ブレンデッドとシングルモルトが混在したラインナップ

 

そして今年、ドゥニは4種類のスコッチウイスキーからなる新しいラインナップをスタートさせる。まずはブレンデッドウイスキーの「ロイヤルリザーブ」。そしてオロロソシェリー樽でフィニッシュしたブレンデッドウイスキー「エタニティ ダイヤモンドリザーブ」(NAS)。さらにはシングルモルトの「エタニティ プリンスリザーブ アメリカンオークマチュアード」(NAS)。 最後に12年熟成のシングルモルト「エメラルドリザーブ」だ。

「息子のドゥニ2世や、才能あふれるチームのメンバーが開発したアメリカンオーク熟成のシングルモルトが目玉です。このラインナップよりもスムーズなスコッチウイスキーを探し出すのは難しいと思いますよ」

妻の美加と2人の子供たちに囲まれてくつろぐドゥニ・シャルパンティエ。2020年発売のウイスキーやジンは、父子の共同作業によってつくりあげている。

そう説明するドゥニは、息子と一緒に開発したスピリッツの出来栄えに満足気だ。ドゥニ2世が事業に参画したのを機に、会社も初めてブラウンスピリッツの世界を抜け出す冒険を開始した。新しいフレンチジン「バロンD」を発売したのだ。

「ボンベイサファイアやタンカレーのようなジンはもともと好きです。どちらも極めて繊細につくられていますよね。年を重ねることで、青春時代に楽しんだ魅力的なジンを自分でもつくってみようと思い始めたのです」

父親のドゥニがそう説明する。新しいジン「バロンD」は、父子が共同で開発した最初の商品だ。このコラボレーションは、今では他の商品分野でもおこなわれている。息子のドゥニ2世が口を開く。

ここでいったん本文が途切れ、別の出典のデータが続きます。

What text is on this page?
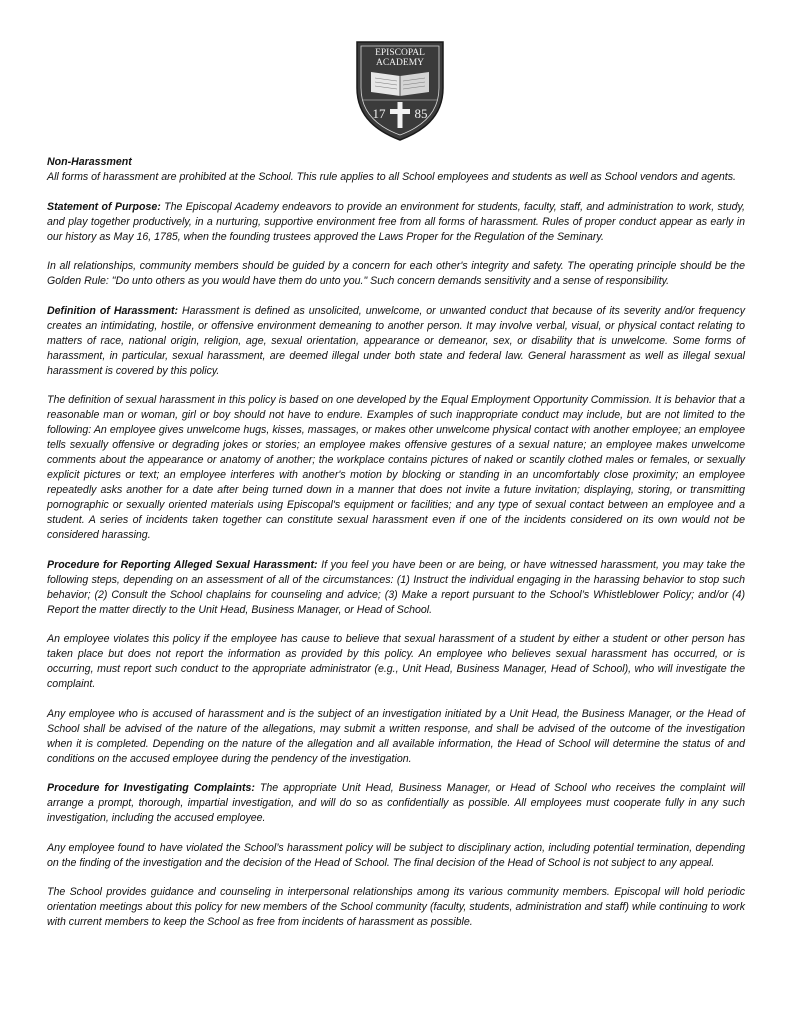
EPISCOPAL
ACADEMY
17 85

Non-Harassment

All forms of harassment are prohibited at the School. This rule applies to all School employees and students as well as School vendors and agents.

Statement of Purpose: The Episcopal Academy endeavors to provide an environment for students, faculty, staff, and administration to work, study, and play together productively, in a nurturing, supportive environment free from all forms of harassment. Rules of proper conduct appear as early in our history as May 16, 1785, when the founding trustees approved the Laws Proper for the Regulation of the Seminary.

In all relationships, community members should be guided by a concern for each other's integrity and safety. The operating principle should be the Golden Rule: "Do unto others as you would have them do unto you." Such concern demands sensitivity and a sense of responsibility.

Definition of Harassment: Harassment is defined as unsolicited, unwelcome, or unwanted conduct that because of its severity and/or frequency creates an intimidating, hostile, or offensive environment demeaning to another person. It may involve verbal, visual, or physical contact relating to matters of race, national origin, religion, age, sexual orientation, appearance or demeanor, sex, or disability that is unwelcome. Some forms of harassment, in particular, sexual harassment, are deemed illegal under both state and federal law. General harassment as well as illegal sexual harassment is covered by this policy.

The definition of sexual harassment in this policy is based on one developed by the Equal Employment Opportunity Commission. It is behavior that a reasonable man or woman, girl or boy should not have to endure. Examples of such inappropriate conduct may include, but are not limited to the following: An employee gives unwelcome hugs, kisses, massages, or makes other unwelcome physical contact with another employee; an employee tells sexually offensive or degrading jokes or stories; an employee makes offensive gestures of a sexual nature; an employee makes unwelcome comments about the appearance or anatomy of another; the workplace contains pictures of naked or scantily clothed males or females, or sexually explicit pictures or text; an employee interferes with another's motion by blocking or standing in an uncomfortably close proximity; an employee repeatedly asks another for a date after being turned down in a manner that does not invite a future invitation; displaying, storing, or transmitting pornographic or sexually oriented materials using Episcopal's equipment or facilities; and any type of sexual contact between an employee and a student. A series of incidents taken together can constitute sexual harassment even if one of the incidents considered on its own would not be considered harassing.

Procedure for Reporting Alleged Sexual Harassment: If you feel you have been or are being, or have witnessed harassment, you may take the following steps, depending on an assessment of all of the circumstances: (1) Instruct the individual engaging in the harassing behavior to stop such behavior; (2) Consult the School chaplains for counseling and advice; (3) Make a report pursuant to the School’s Whistleblower Policy; and/or (4) Report the matter directly to the Unit Head, Business Manager, or Head of School.

An employee violates this policy if the employee has cause to believe that sexual harassment of a student by either a student or other person has taken place but does not report the information as provided by this policy. An employee who believes sexual harassment has occurred, or is occurring, must report such conduct to the appropriate administrator (e.g., Unit Head, Business Manager, Head of School), who will investigate the complaint.

Any employee who is accused of harassment and is the subject of an investigation initiated by a Unit Head, the Business Manager, or the Head of School shall be advised of the nature of the allegations, may submit a written response, and shall be advised of the outcome of the investigation when it is completed. Depending on the nature of the allegation and all available information, the Head of School will determine the status of and conditions on the accused employee during the pendency of the investigation.

Procedure for Investigating Complaints: The appropriate Unit Head, Business Manager, or Head of School who receives the complaint will arrange a prompt, thorough, impartial investigation, and will do so as confidentially as possible. All employees must cooperate fully in any such investigation, including the accused employee.

Any employee found to have violated the School’s harassment policy will be subject to disciplinary action, including potential termination, depending on the finding of the investigation and the decision of the Head of School. The final decision of the Head of School is not subject to any appeal.

The School provides guidance and counseling in interpersonal relationships among its various community members. Episcopal will hold periodic orientation meetings about this policy for new members of the School community (faculty, students, administration and staff) while continuing to work with current members to keep the School as free from incidents of harassment as possible.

「若者が飲みやすい極めてスムーズなジンをつくろうと考えました。ヒントにしたのは、ヘンドリックスなどの革新的なクラフトジンです。バロンDには、カシス、ライム、洋ナシ、柚子などのボタニカルが調合されています。柚子を選んだのは、母の祖国である日本の文化に敬意を表したかったから」

2020年初等に発売された「バロンD」は、すでにIWSCでブロンズを受賞して、ワールド・ジン・アワード2020で「ベスト・フレンチ・クラシック・ジン」の栄誉にも輝いている。ドゥニ2世はまだ21歳だが、スピリッツづくりへの情熱と鋭敏な嗅覚は父譲りであるらしい。

社名もメゾン・ドゥニ&ドゥニ・II・シャルパンティエに変更し, 新しいコニャックのシリーズも発売する。父子の協働と若きドゥニ2世の活躍で、さらなる新商品を開発中だという。ドゥニ・シャルパンティエのコニャック、スコッチウイスキー、フレンチジンは、新しいラインナップで2020年夏より日本、英国、欧州で発売予定。シャルパンティエの名は、引き続きスピリッツの世界を賑わしてくれそうだ。